Hi all!
It is my pleasure to announce the first public release of streaming
– a library for building efficient, incremental data processing pipelines that compose and don’t leak resources.
I built streaming as a result of many experiments with different streaming and iteration models for OCaml. There are multiple packages on OPAM that share some of the goals of streaming
(we even have Stdlib.Seq
now!), but none of them combine (1) excellent performance, (2) safe resource handling and (3) pure functional style for combinators.

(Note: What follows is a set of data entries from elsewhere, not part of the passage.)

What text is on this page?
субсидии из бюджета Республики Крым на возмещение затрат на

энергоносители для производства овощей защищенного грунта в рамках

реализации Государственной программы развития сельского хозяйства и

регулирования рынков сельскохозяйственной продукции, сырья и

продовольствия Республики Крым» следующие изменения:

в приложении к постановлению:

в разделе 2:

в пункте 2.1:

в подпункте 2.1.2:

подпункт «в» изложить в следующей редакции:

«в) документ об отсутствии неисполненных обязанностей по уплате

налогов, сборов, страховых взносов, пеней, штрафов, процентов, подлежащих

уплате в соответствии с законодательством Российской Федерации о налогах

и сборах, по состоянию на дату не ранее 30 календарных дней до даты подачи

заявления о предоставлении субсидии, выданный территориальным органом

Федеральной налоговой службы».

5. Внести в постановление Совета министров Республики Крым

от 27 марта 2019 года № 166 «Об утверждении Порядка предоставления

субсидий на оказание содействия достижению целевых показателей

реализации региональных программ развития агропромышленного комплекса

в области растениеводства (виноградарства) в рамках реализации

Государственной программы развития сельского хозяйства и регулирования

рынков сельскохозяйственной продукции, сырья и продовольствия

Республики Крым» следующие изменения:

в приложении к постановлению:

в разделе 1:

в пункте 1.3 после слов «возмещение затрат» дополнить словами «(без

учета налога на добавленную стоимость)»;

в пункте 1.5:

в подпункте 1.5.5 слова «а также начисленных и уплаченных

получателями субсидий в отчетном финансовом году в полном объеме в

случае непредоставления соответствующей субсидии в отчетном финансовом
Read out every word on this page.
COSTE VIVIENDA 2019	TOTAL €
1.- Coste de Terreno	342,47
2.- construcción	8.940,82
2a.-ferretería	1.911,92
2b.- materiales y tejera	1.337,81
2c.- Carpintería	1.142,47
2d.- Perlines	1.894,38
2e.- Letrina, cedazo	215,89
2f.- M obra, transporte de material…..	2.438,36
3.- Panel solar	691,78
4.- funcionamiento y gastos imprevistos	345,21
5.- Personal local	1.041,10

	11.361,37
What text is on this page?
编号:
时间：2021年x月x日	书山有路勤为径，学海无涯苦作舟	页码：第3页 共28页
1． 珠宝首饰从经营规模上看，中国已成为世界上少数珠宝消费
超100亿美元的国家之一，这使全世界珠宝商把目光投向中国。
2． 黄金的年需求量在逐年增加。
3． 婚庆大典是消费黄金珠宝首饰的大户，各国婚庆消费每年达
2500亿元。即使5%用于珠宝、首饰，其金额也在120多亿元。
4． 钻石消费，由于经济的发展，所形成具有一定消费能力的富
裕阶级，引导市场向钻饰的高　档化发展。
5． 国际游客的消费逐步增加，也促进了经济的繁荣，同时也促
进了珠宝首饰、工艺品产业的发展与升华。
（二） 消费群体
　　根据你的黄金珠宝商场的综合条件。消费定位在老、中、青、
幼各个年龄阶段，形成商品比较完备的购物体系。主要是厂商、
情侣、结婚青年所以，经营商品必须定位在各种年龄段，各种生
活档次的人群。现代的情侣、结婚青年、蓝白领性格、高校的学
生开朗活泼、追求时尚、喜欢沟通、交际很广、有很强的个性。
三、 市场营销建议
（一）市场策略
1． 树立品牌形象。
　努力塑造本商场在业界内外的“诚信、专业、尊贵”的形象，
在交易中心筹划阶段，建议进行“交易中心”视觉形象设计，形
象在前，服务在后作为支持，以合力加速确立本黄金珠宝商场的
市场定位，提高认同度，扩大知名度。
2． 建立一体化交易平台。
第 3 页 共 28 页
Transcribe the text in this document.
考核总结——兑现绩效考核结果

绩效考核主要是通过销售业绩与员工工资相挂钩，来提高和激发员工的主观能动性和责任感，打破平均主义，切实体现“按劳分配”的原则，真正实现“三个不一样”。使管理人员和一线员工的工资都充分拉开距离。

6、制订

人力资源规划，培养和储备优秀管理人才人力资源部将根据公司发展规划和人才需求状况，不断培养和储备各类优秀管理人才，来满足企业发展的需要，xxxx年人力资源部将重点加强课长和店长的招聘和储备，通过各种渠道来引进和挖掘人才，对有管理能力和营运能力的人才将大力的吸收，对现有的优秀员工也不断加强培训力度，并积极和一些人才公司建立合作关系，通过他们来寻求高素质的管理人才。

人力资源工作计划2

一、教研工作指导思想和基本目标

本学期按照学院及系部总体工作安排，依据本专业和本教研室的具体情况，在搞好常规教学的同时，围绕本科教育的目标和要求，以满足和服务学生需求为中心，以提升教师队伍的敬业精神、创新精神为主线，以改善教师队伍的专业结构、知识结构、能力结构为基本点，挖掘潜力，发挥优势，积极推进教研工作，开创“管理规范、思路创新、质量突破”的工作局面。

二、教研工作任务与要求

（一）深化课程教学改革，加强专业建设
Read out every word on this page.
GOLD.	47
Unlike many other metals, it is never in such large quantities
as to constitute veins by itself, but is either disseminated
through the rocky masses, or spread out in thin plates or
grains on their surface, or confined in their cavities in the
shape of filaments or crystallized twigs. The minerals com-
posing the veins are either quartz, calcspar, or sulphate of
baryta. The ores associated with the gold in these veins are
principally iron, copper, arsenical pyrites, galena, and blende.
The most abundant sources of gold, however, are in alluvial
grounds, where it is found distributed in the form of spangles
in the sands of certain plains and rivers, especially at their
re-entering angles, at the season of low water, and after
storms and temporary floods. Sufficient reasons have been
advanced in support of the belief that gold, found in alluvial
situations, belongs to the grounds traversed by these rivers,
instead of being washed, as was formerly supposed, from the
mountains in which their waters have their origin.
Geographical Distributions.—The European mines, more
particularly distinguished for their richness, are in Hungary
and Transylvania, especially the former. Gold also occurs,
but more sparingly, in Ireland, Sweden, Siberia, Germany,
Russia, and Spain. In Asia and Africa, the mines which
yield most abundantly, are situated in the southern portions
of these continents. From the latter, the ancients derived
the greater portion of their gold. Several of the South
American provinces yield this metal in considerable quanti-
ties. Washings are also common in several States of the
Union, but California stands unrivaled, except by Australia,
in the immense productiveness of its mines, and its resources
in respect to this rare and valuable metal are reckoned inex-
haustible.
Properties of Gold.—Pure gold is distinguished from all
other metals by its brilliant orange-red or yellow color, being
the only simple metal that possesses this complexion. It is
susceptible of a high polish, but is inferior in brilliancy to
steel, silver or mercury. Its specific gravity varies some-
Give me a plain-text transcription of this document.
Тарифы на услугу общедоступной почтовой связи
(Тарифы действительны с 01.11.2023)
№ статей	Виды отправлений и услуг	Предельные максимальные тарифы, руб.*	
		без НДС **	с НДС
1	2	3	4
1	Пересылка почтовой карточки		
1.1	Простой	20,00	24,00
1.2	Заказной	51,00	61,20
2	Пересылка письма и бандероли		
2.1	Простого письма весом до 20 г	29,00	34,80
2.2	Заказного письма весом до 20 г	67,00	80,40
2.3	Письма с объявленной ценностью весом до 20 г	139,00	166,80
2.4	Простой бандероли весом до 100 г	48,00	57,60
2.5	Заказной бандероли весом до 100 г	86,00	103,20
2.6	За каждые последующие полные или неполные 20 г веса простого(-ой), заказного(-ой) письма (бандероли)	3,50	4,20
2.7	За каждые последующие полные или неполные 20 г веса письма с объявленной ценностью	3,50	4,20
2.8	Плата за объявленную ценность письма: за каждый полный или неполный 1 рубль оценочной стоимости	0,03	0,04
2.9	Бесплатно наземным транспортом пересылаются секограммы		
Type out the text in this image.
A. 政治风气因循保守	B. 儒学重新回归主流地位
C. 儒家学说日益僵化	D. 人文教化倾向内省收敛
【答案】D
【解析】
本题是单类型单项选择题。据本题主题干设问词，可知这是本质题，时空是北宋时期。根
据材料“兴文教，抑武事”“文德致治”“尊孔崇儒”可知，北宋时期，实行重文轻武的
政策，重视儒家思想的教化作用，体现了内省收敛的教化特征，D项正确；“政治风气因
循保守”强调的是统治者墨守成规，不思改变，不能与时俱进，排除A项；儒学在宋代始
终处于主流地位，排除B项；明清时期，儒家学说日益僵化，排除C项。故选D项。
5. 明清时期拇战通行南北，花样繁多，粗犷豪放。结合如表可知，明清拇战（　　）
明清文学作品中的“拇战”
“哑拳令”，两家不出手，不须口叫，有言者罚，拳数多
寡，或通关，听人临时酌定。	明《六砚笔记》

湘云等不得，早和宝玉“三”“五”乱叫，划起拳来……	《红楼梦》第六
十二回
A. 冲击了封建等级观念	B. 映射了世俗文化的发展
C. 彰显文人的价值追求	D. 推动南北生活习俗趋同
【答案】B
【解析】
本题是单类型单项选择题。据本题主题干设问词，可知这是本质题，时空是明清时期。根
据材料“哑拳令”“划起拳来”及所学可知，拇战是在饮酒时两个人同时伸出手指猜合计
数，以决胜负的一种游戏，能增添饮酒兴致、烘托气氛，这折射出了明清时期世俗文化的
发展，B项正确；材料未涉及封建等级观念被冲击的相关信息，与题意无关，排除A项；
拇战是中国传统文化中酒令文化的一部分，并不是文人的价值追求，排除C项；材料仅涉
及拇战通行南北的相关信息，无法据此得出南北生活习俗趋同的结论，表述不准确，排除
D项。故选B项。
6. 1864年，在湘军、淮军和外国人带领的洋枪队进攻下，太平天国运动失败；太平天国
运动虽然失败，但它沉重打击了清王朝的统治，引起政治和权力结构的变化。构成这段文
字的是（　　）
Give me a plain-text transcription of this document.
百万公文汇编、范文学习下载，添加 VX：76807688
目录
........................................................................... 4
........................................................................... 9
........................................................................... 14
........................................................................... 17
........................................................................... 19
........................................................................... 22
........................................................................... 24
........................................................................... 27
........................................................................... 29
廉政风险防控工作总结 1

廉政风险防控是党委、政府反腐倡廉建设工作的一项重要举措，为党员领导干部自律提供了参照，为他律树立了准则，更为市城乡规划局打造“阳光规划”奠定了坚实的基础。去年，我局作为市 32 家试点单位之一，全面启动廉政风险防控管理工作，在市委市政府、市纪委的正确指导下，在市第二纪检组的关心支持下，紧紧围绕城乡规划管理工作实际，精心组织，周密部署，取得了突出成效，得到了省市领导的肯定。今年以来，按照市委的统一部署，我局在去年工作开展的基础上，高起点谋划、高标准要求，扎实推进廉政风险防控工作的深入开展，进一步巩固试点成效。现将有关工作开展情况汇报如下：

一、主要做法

Streaming solves these problems by implementing three basic and independent models: sources, sinks and flows – they represents different parts of the pipeline that correspond to producing, consuming and transforming elements. These models can be defined and composed independently to produce reusable “streaming blocks”.
The library defines a central Stream
model that relies on sources, sinks and flows. This model is a push-based iterator with performance characteristics similar to the iter
iterator, which has type ('a -> unit) -> unit
, and is known for being very efficient. But unlike iter
, it has a pure functional core (no need to use mutable state and exceptions for flow control!) and can handle resource allocation and clean up in a lazy and deterministic way. All of this while having a slightly better performance for common stream operations.
For those who are curious about the performance characteristics of streaming
and other models, I created a dedicated repository for stream benchmarks: https://github.com/rizo/streams-bench. In particular, it includes a few simple benchmarks for Gen
, Base.Sequence
, Stdlib.Seq
, Iter
, Streaming.Stream
and Streaming.Source
.
The library should soon be published on opam. In the meantime, I invite you to read the docs and explore the code:
- Library documentation: https://odis-labs.github.io/streaming
- Github project: https://github.com/odis-labs/streaming
Questions, opinions and suggestions are welcome!
Happy streaming!